A Huntington Beach man pleaded guilty yesterday to filing a
false tax return that failed to report millions of dollars in foreign bank
accounts and the resulting income, announced Principal Deputy Assistant
Attorney General Richard E. Zuckerman of the Justice Department’s Tax Division.
According to court documents, Elie Waknine, of Huntington
Beach, California, held millions of dollars in an offshore account in Israel at
Bank Leumi Le-Israel B.M. from approximately 1994 to 2011. Despite having this account, Waknine filed a
tax return for 2007 that falsely claimed he did not have financial interest in
or signature authority over any foreign financial accounts.
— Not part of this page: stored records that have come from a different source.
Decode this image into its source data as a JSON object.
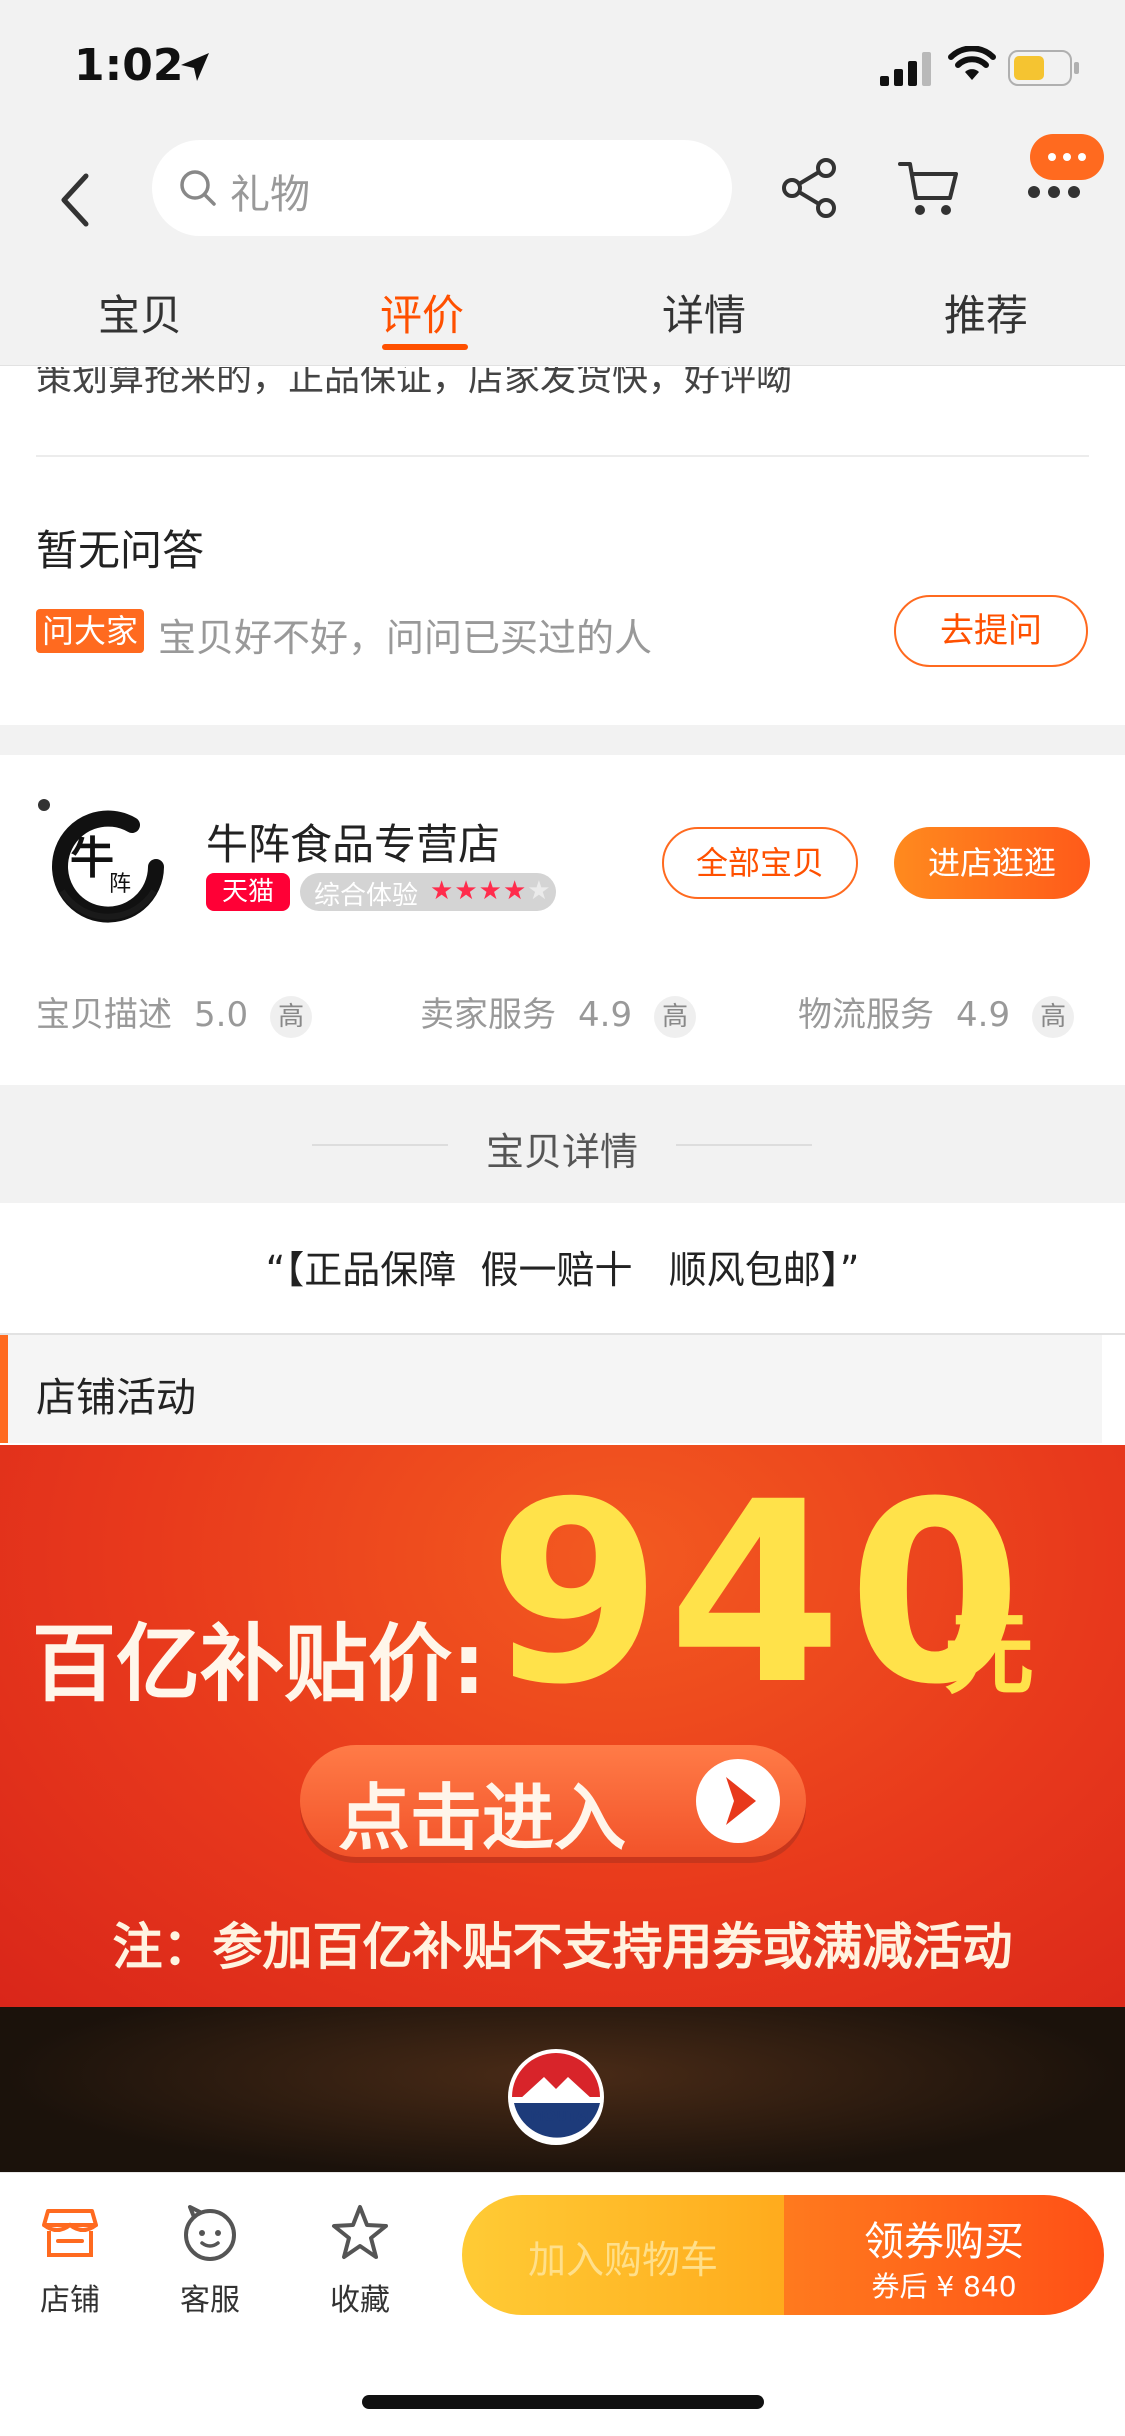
{
  "status": {
    "time": "1:02"
  },
  "search": {
    "placeholder": "礼物"
  },
  "tabs": [
    {
      "label": "宝贝"
    },
    {
      "label": "评价",
      "active": true
    },
    {
      "label": "详情"
    },
    {
      "label": "推荐"
    }
  ],
  "review_snippet": "策划算抢来的，正品保证，店家发货快，好评呦",
  "qa": {
    "title": "暂无问答",
    "badge": "问大家",
    "prompt": "宝贝好不好，问问已买过的人",
    "ask_button": "去提问"
  },
  "shop": {
    "logo_char_main": "牛",
    "logo_char_sub": "阵",
    "name": "牛阵食品专营店",
    "tmall_badge": "天猫",
    "experience_label": "综合体验",
    "experience_stars": 4,
    "experience_stars_max": 5,
    "all_items_button": "全部宝贝",
    "enter_shop_button": "进店逛逛",
    "ratings": [
      {
        "label": "宝贝描述",
        "score": "5.0",
        "level": "高"
      },
      {
        "label": "卖家服务",
        "score": "4.9",
        "level": "高"
      },
      {
        "label": "物流服务",
        "score": "4.9",
        "level": "高"
      }
    ]
  },
  "detail": {
    "section_title": "宝贝详情",
    "quote": "“【正品保障  假一赔十   顺风包邮】”",
    "activity_title": "店铺活动"
  },
  "promo": {
    "label": "百亿补贴价:",
    "price": "940",
    "unit": "元",
    "button": "点击进入",
    "note": "注：参加百亿补贴不支持用券或满减活动",
    "brand": "MOUTAI"
  },
  "bottom": {
    "shop": "店铺",
    "service": "客服",
    "favorite": "收藏",
    "add_to_cart": "加入购物车",
    "buy_title": "领券购买",
    "buy_sub": "券后 ¥ 840"
  },
  "colors": {
    "accent": "#ff5000",
    "tmall_red": "#ff0036",
    "promo_red": "#e8391c",
    "promo_yellow": "#ffe24a"
  }
}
In an effort to further hide his money,
Waknine instructed Bank Leumi to hold bank mail from delivery to the United
States, and obtained access to his offshore funds through the use of
“back-to-back” loans, which were designed to enable borrowers to tap their
concealed accounts. These lending
arrangements permitted Waknine to have funds issued by Leumi’s U.S. branch that
were secretly secured by funds in his undeclared accounts in Israel. In 2011, Waknine closed his Bank Leumi Israel
account, but used the $2.4 million he received from closing the account to open
a new undisclosed foreign bank account at another bank in Israel. Over the period 1994-2015, Waknine held
undisclosed foreign bank accounts in four banks in three countries, each with
assets of at least $1 million.
In December 2014, Bank Leumi entered into a deferred
prosecution agreement, in which the bank admitted to conspiring from at least
2000 until early 2011 to aid and assist U.S. taxpayers to prepare and present
false tax returns by hiding income and assets in offshore bank accounts in
Israel and other foreign locations.
Under the terms of the deferred prosecution agreement, Bank Leumi paid
the United States a total of $270 million and continues to cooperate with
respect to civil and criminal tax investigations.
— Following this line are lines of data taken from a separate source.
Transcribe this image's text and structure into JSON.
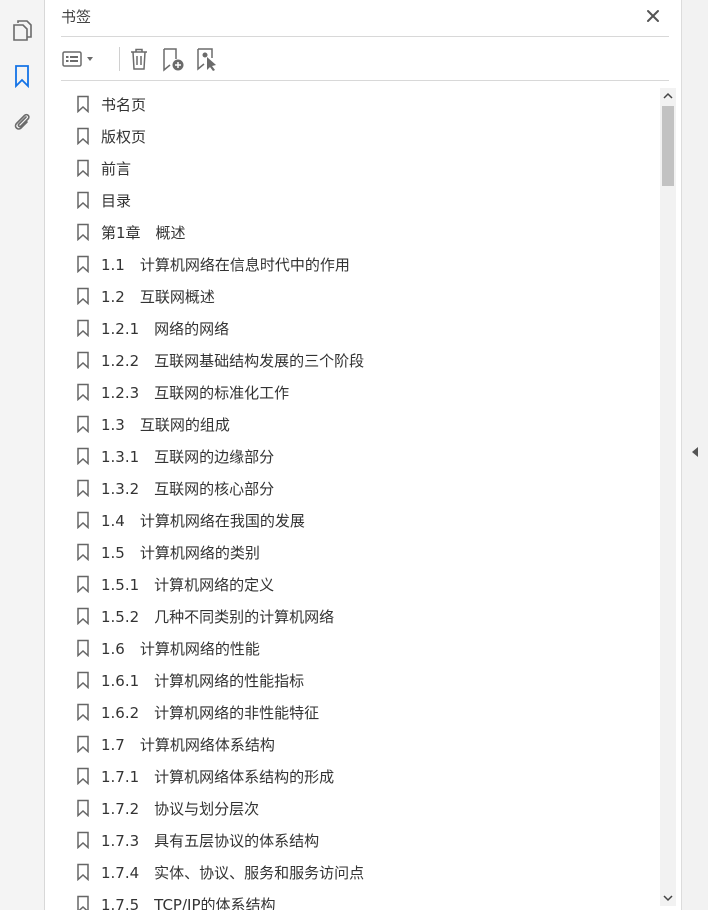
{
  "panel": {
    "title": "书签"
  },
  "left_rail": {
    "icons": [
      {
        "name": "pages-icon",
        "active": false
      },
      {
        "name": "bookmark-icon",
        "active": true
      },
      {
        "name": "attachment-icon",
        "active": false
      }
    ]
  },
  "toolbar": {
    "icons": [
      "options-menu-icon",
      "delete-icon",
      "new-bookmark-icon",
      "bookmark-select-icon"
    ]
  },
  "bookmarks": [
    {
      "label": "书名页"
    },
    {
      "label": "版权页"
    },
    {
      "label": "前言"
    },
    {
      "label": "目录"
    },
    {
      "label": "第1章　概述"
    },
    {
      "label": "1.1　计算机网络在信息时代中的作用"
    },
    {
      "label": "1.2　互联网概述"
    },
    {
      "label": "1.2.1　网络的网络"
    },
    {
      "label": "1.2.2　互联网基础结构发展的三个阶段"
    },
    {
      "label": "1.2.3　互联网的标准化工作"
    },
    {
      "label": "1.3　互联网的组成"
    },
    {
      "label": "1.3.1　互联网的边缘部分"
    },
    {
      "label": "1.3.2　互联网的核心部分"
    },
    {
      "label": "1.4　计算机网络在我国的发展"
    },
    {
      "label": "1.5　计算机网络的类别"
    },
    {
      "label": "1.5.1　计算机网络的定义"
    },
    {
      "label": "1.5.2　几种不同类别的计算机网络"
    },
    {
      "label": "1.6　计算机网络的性能"
    },
    {
      "label": "1.6.1　计算机网络的性能指标"
    },
    {
      "label": "1.6.2　计算机网络的非性能特征"
    },
    {
      "label": "1.7　计算机网络体系结构"
    },
    {
      "label": "1.7.1　计算机网络体系结构的形成"
    },
    {
      "label": "1.7.2　协议与划分层次"
    },
    {
      "label": "1.7.3　具有五层协议的体系结构"
    },
    {
      "label": "1.7.4　实体、协议、服务和服务访问点"
    },
    {
      "label": "1.7.5　TCP/IP的体系结构"
    }
  ],
  "colors": {
    "accent": "#1473e6",
    "icon": "#6b6b6b"
  }
}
U.S. citizens, resident aliens, and permanent legal
residents with a foreign financial interest in or signatory authority over a
foreign financial account worth more than $10,000 are required to file an FBAR
each year disclosing the account, and are required to report the account and
any resulting income on their annual tax returns.
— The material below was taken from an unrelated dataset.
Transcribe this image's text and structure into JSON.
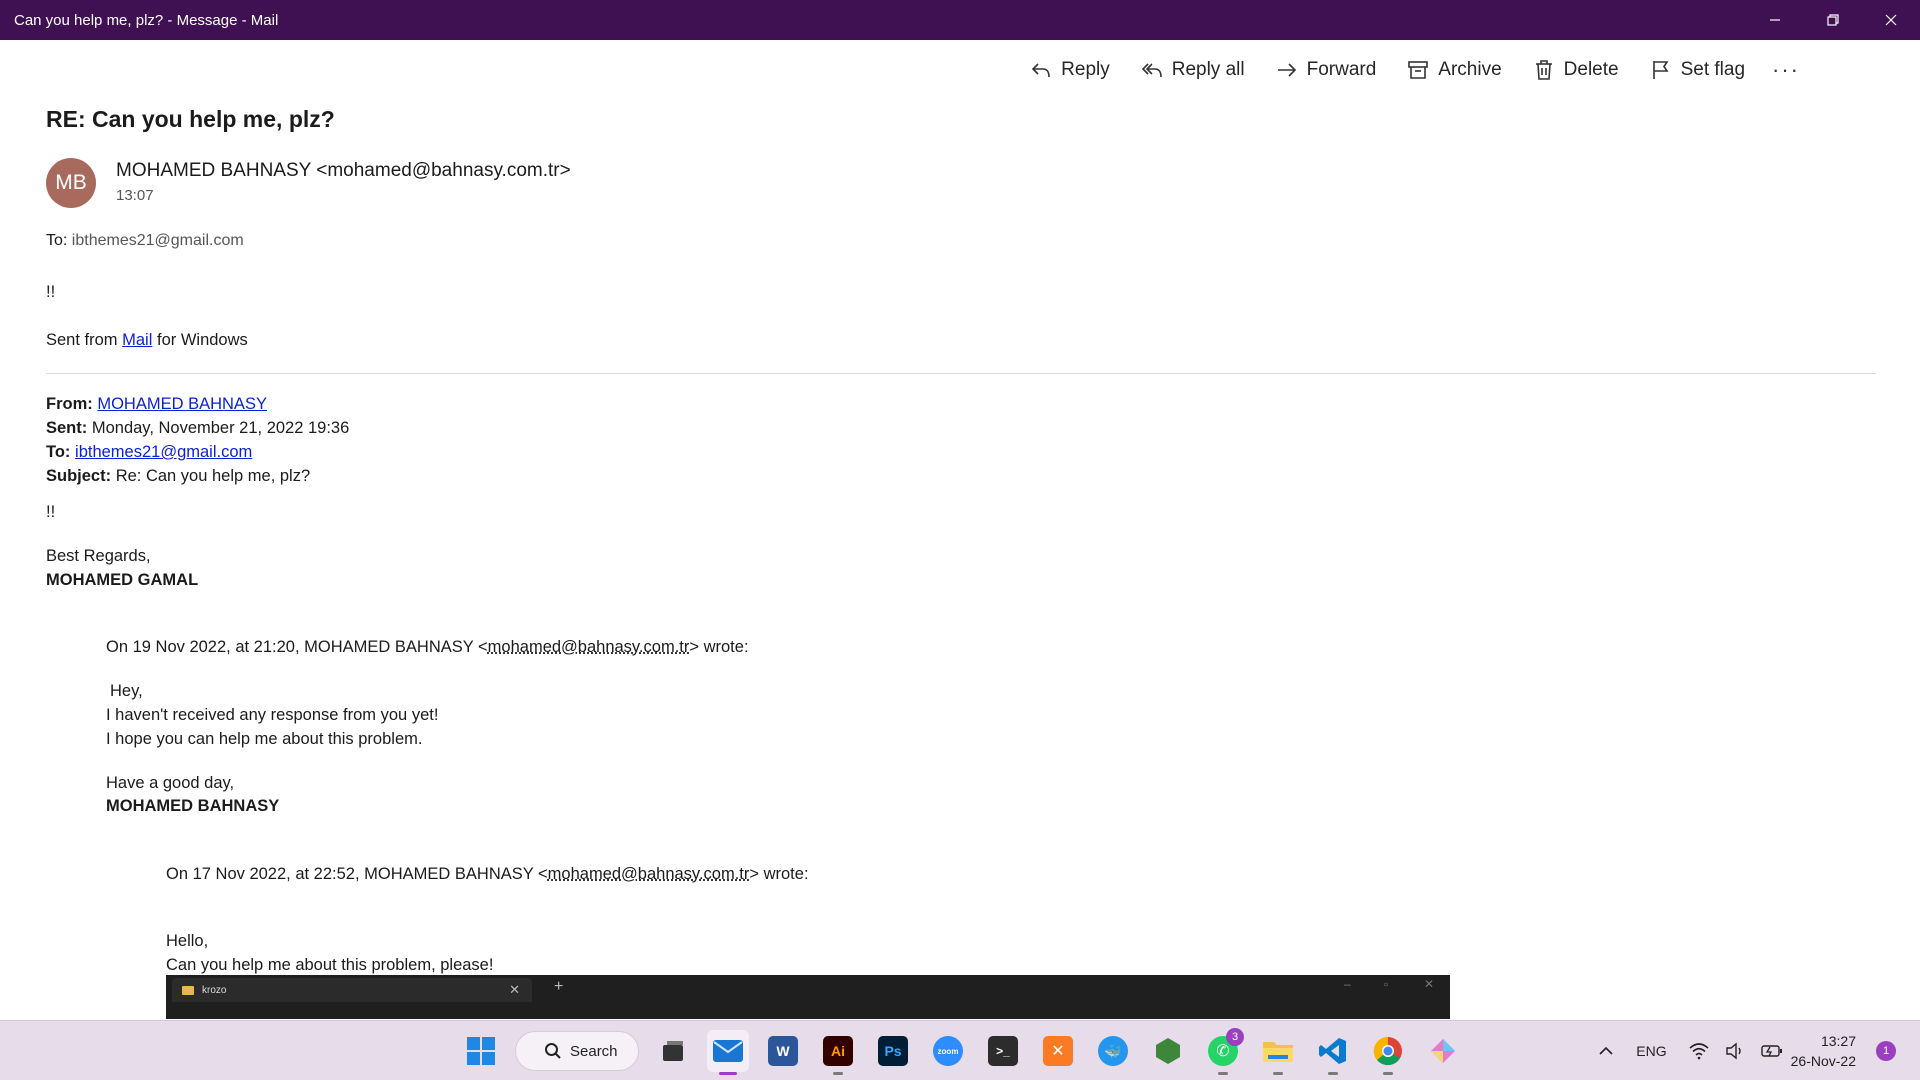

Waknine faces a maximum sentence of three years in prison,
as well as a period of supervised release, restitution and monetary penalties.
District Court Judge David O. Carter set Waknine’s sentencing for January 28,
2019.
Principal Deputy Assistant Attorney General Zuckerman
commended special agents from IRS-Criminal Investigation, who investigated the
case, and Tax Division Assistant Chief Elizabeth Hadden and Trial Attorney Eric
Schmale, who are prosecuting the case.
The Tax Division thanks the U.S. Attorney’s Office of the Central
District of California for its assistance.